Liquidation was invalid
Given the long interval between entry and liquidation, with the mandatory suspension of liquidation during the investigation or administrative review being the norm, it is not surprising that there has been a history of controversy when the liquidation has finally occurred. One of the arguments that frequently arises is that CBP failed to timely liquidate the entry, meaning that the agency failed to act within the statutory 6-month time frame after the suspension of liquidation has been removed.5 A failure to timely liquidate by CBP leads to a deemed liquidation by operation of law at the rates that had been entered. There has been much controversy, leading to case law on these matters. It is no surprise that importers and sureties, who stand in importers’ shoes, will allege that CBP had failed to act timely. See ruling no. H070919 (10/14/09) (earlier notice was not clear and unambiguous, time did not start to run until clear liquidation instructions were issued).
Notice of Suspension of Liquidation not given
Sureties may also seek to escape liability for the AD duty where CBP has failed to meet the requirement of notifying sureties of suspension of liquidation.6 See ruling nos. 230339 (6/25/04) and 230316 (5/10/04) (surety not able to rebut presumption of notice).

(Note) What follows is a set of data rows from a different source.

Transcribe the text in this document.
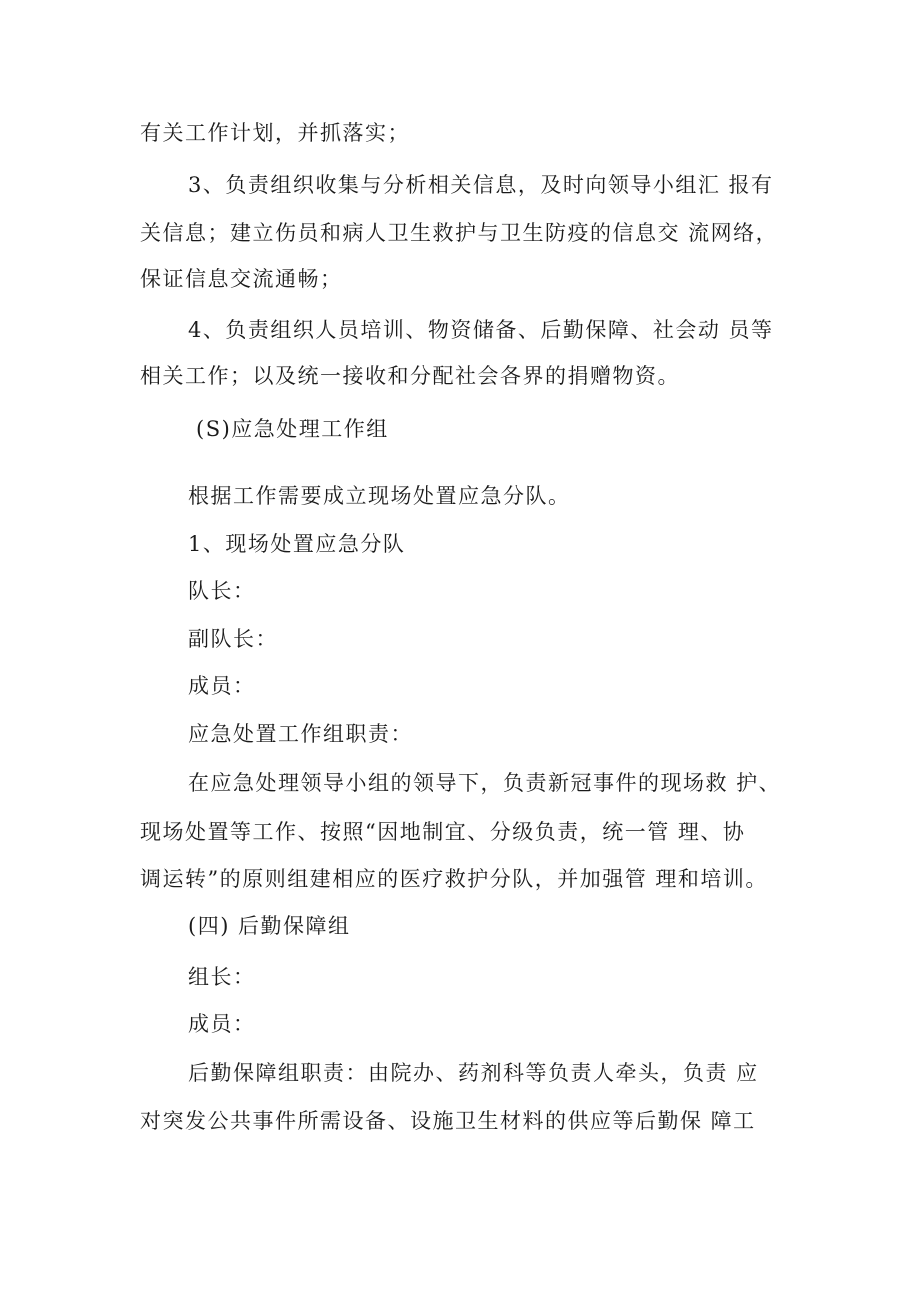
有关工作计划，并抓落实；
3、负责组织收集与分析相关信息，及时向领导小组汇 报有
关信息；建立伤员和病人卫生救护与卫生防疫的信息交 流网络，
保证信息交流通畅；
4、负责组织人员培训、物资储备、后勤保障、社会动 员等
相关工作；以及统一接收和分配社会各界的捐赠物资。
(S)应急处理工作组
根据工作需要成立现场处置应急分队。
1、现场处置应急分队
队长：
副队长：
成员：
应急处置工作组职责：
在应急处理领导小组的领导下，负责新冠事件的现场救 护、
现场处置等工作、按照“因地制宜、分级负责，统一管 理、协
调运转”的原则组建相应的医疗救护分队，并加强管 理和培训。
(四) 后勤保障组
组长：
成员：
后勤保障组职责：由院办、药剂科等负责人牵头，负责 应
对突发公共事件所需设备、设施卫生材料的供应等后勤保 障工
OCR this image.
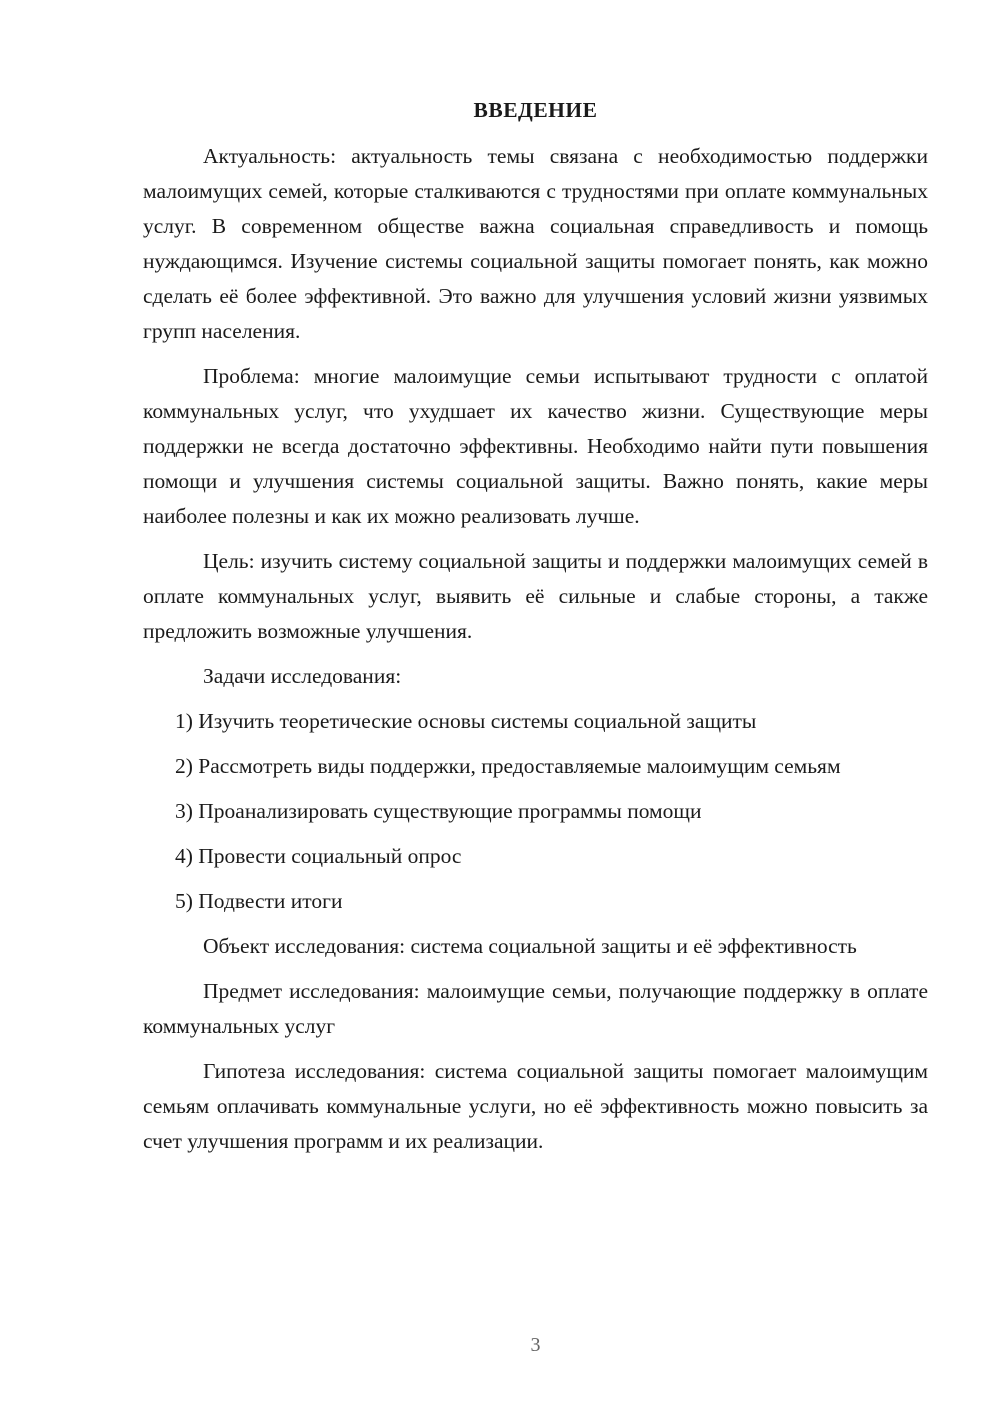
ВВЕДЕНИЕ

Актуальность: актуальность темы связана с необходимостью поддержки малоимущих семей, которые сталкиваются с трудностями при оплате коммунальных услуг. В современном обществе важна социальная справедливость и помощь нуждающимся. Изучение системы социальной защиты помогает понять, как можно сделать её более эффективной. Это важно для улучшения условий жизни уязвимых групп населения.

Проблема: многие малоимущие семьи испытывают трудности с оплатой коммунальных услуг, что ухудшает их качество жизни. Существующие меры поддержки не всегда достаточно эффективны. Необходимо найти пути повышения помощи и улучшения системы социальной защиты. Важно понять, какие меры наиболее полезны и как их можно реализовать лучше.

Цель: изучить систему социальной защиты и поддержки малоимущих семей в оплате коммунальных услуг, выявить её сильные и слабые стороны, а также предложить возможные улучшения.

Задачи исследования:

1) Изучить теоретические основы системы социальной защиты

2) Рассмотреть виды поддержки, предоставляемые малоимущим семьям

3) Проанализировать существующие программы помощи

4) Провести социальный опрос

5) Подвести итоги

Объект исследования: система социальной защиты и её эффективность

Предмет исследования: малоимущие семьи, получающие поддержку в оплате коммунальных услуг

Гипотеза исследования: система социальной защиты помогает малоимущим семьям оплачивать коммунальные услуги, но её эффективность можно повысить за счет улучшения программ и их реализации.

3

However, even if the required notice is not given, CBP will take the position that the notice is actually an additional notice since the surety who has issued the AD duty bond is presumably on notice from the public published Federal Register notice. To give effect to a lack of specific notice to the surety, the surety would have to show prejudice, as in specific protective actions that it would have taken had it received proper notice. That is a difficult task, as is evident from ruling no. H097501 (7/14/14). Further, the argument that a failure to give notice will vitiate the suspension and lead to a deemed liquidation will not succeed.7
AD duties cannot be doubled if importer went out of business
The regulations provide that the AD duties (and CVD duties as well) will be doubled unless a non-reimbursement certificate is filed by the importer.8 The failure to file such a certificate creates a presumption of payment or reimbursement and the surety will be called upon to pay this doubled amount. Commerce Department practice will allow for an exception, however, if the surety can prove that the importer went out of business. However, that escape route is cut off unless the importer’s filing for bankruptcy or dissolution occurred prior to liquidation of the entry. The burden is on the surety to provide satisfactory evidence of that bankruptcy.9
Wrong AD duty rate was used
The surety might argue that the wrong antidumping margin might have been applied by CBP. But neither the importer nor the surety can challenge the AD duty rate in a protest—those challenges can only be made at the agency (Department of Commerce) proceeding level and then later challenged in court. A failure to participate in the Commerce proceeding will be fatal, as CBP will simply follow the relevant liquidation instructions from Commerce. If the AD duty rate correctly applies the rate from those instructions, any protest to that rate will be denied.10
CBP should collect AD duty from the importer
Sureties and the importer are jointly and severally liable for the payment of all duties, including AD duties. Beyond that point, how CBP collects or issues bills is not a Customs decision enumerated in the protest statute11 and, therefore, is not protestable.